Il severissimo e (inutile) Codice Etico di Maltauro: titolava così un giornalista del Corriere della Sera sabato scorso in un articolo in cui faceva riferimento all’arresto di Enrico Maltauro. In effetti il Codice Etico del Gruppo è ben scritto e sottolinea, tra gli altri principi, l’onestà, la correttezza e la trasparenza nello svolgimento delle varie attività aziendali. Inoltre ribadisce che le strategie di sviluppo e di crescita economica sono fondate sull’intero patrimonio di valori e principi che caratterizzano, e hanno caratterizzato, la storia ed il modo di operare delle singole società del gruppo.
Un ennesimo caso che rimette in discussione l’utilità di strumenti come il Codice Etico, la Carta dei valori, il Codice di comportamento, documenti che tutti noi suggeriamo alle organizzazioni nostre clienti. Ma se non sono sufficienti a disincentivare comportamenti scorretti che senso ha sostenere la loro utilità? Sono, come qualcuno sostiene, una comoda foglia di fico dietro alla quale nascondersi oppure rappresentano una sintesi efficace dell’impegno di chi gestisce un’impresa?
Anche se il dubbio è legittimo, credo sia più che mai necessario tenere la barra dritta e mantenere saldi i valori che vengono definiti in questi strumenti e che dovrebbero orientare le scelte strategiche delle imprese CSR oriented.
In fondo in fondo sono convinta però che gli imprenditori che credono nella correttezza e nella trasparenza forse non hanno bisogno di un Codice Etico.
Il Codice Etico serve davvero?

6 risposte a “Il Codice Etico serve davvero?”
Sono completamente in sintonia con i rilievi formulati.
Tra le altre cose, spesso si assiste a una sorta di shopping dei codici etici ( e assimilati) che pone in un certo discredito le stesse scelte “CSR oriented” dell’imprenditore…
Certamente il “copia e incolla” da codici etici di altre organizzazioni è una pratica negativa purtroppo abbastanza diffusa…

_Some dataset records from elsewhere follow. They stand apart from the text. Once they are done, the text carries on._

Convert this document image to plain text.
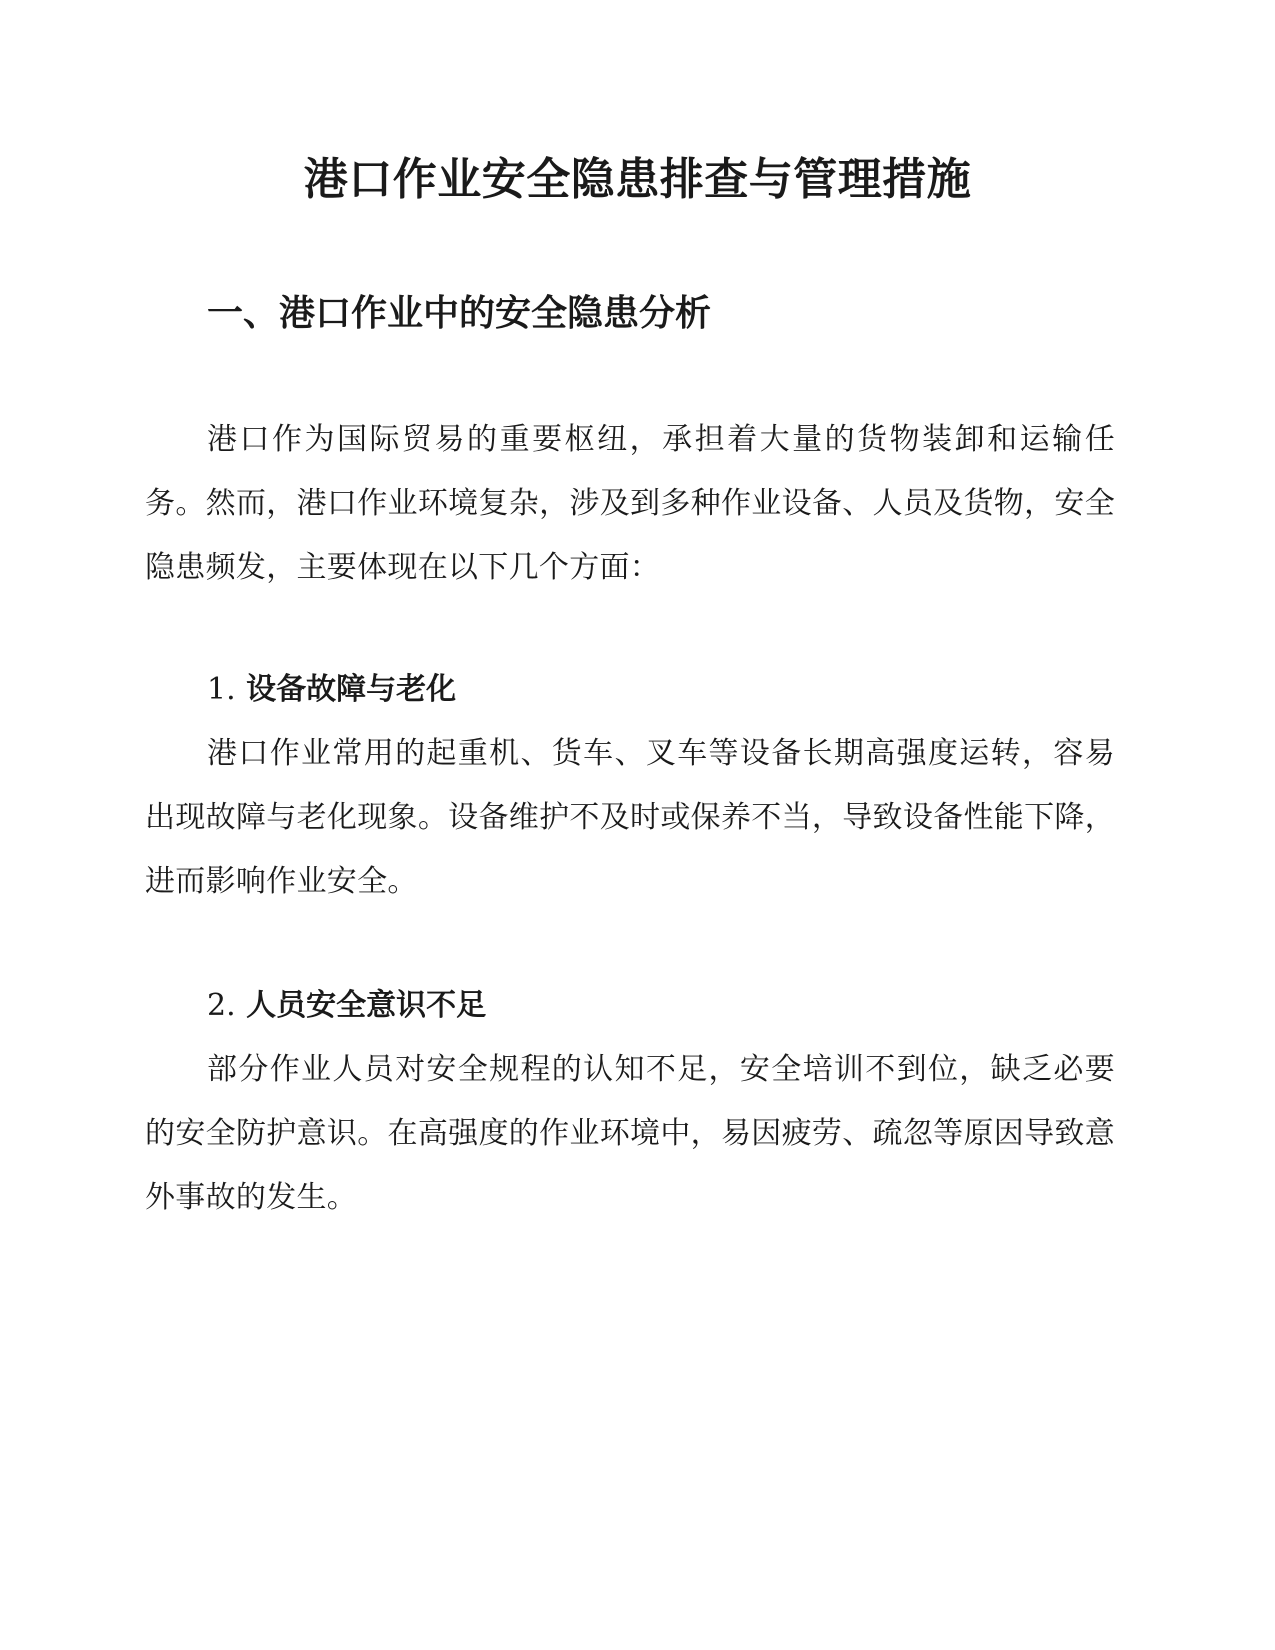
港口作业安全隐患排查与管理措施
一、港口作业中的安全隐患分析

港口作为国际贸易的重要枢纽，承担着大量的货物装卸和运输任务。然而，港口作业环境复杂，涉及到多种作业设备、人员及货物，安全隐患频发，主要体现在以下几个方面：

1. 设备故障与老化

港口作业常用的起重机、货车、叉车等设备长期高强度运转，容易出现故障与老化现象。设备维护不及时或保养不当，导致设备性能下降，进而影响作业安全。

2. 人员安全意识不足

部分作业人员对安全规程的认知不足，安全培训不到位，缺乏必要的安全防护意识。在高强度的作业环境中，易因疲劳、疏忽等原因导致意外事故的发生。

Il punto è che i codici etici e le carte dei valori non sono semplici documenti che basta scrivere e sottoscrivere, bisogna anche metterli in pratica. Purtroppo da noi non è così per un comune sentire sempre più degradato sul piano della morale e dell’etica, tanto che a parlarne si fa fatica e si finisce per risultare pedanti e noiosi. Per chi ci crede sono invece momenti di riflessione preziosi per ispirare comportamenti, prendere decisioni e stabilire rapporti corretti tra i membri di una comunità e, in esterno, con i suoi interlocutori, in altre parole per crescere bene. E’ sempre stato così e dovunque, a partire dal giuramento di Ippocrate. Certo tutto questo è ben lontano dal clima delle nostre inesauribili tangentopoli, ma la questione è allora quella della qualità dei giocatori, non dello scrivere le regole del gioco.
un’ulteriore riflessione: per essere utili è necessario che questi strumenti (dal Codice Etico al Codice di Comportamento) siano frutto di un percorso condiviso da tutta l’organizzazione e non vengano “calati dall’alto” …
Perfettamente d’accordo con l’ultimo commento di Rossella. Se il codice etico e gli altri documenti sono il frutto del lavoro di avvocati o di consulenti di comunicazione che lavorano nel chiuso delle proprie stanze e poi vengono resi pubblici pubblicandoli sui siti non servono assolutamente a nulla. Il tema – anche in questo caso – è sempre quello del percorso: questi documenti assumono valore strategico se nascono da un processo che coinvolge l’intera realtà aziendale, dagli enti di governance ai dipendenti. E se i risultati e i percorsi vengono comunicati in modo approfondito e diffuso a tutta l’impresa. Anche la Cassazione, ad esempio, invita a considerare come fondamentale il tema della comunicazione interna per quanto riguarda tutti gli aspetti del “sistema 231”: dall’adozione del Modello di Organizzazione e Gestione all’istituzione dell’organismo di Vigilanza.
Il Codice Etico, purtroppo, è a volte considerato solo uno strumento di comunicazione. Come sempre invece il “fare” deve precedere il “dire”: l’organizzazione deve prima fare scelte precise nel definire le proprie strategie e poi comunicarle all’interno e all’esterno, anche attraverso strumenti come il Codice etico.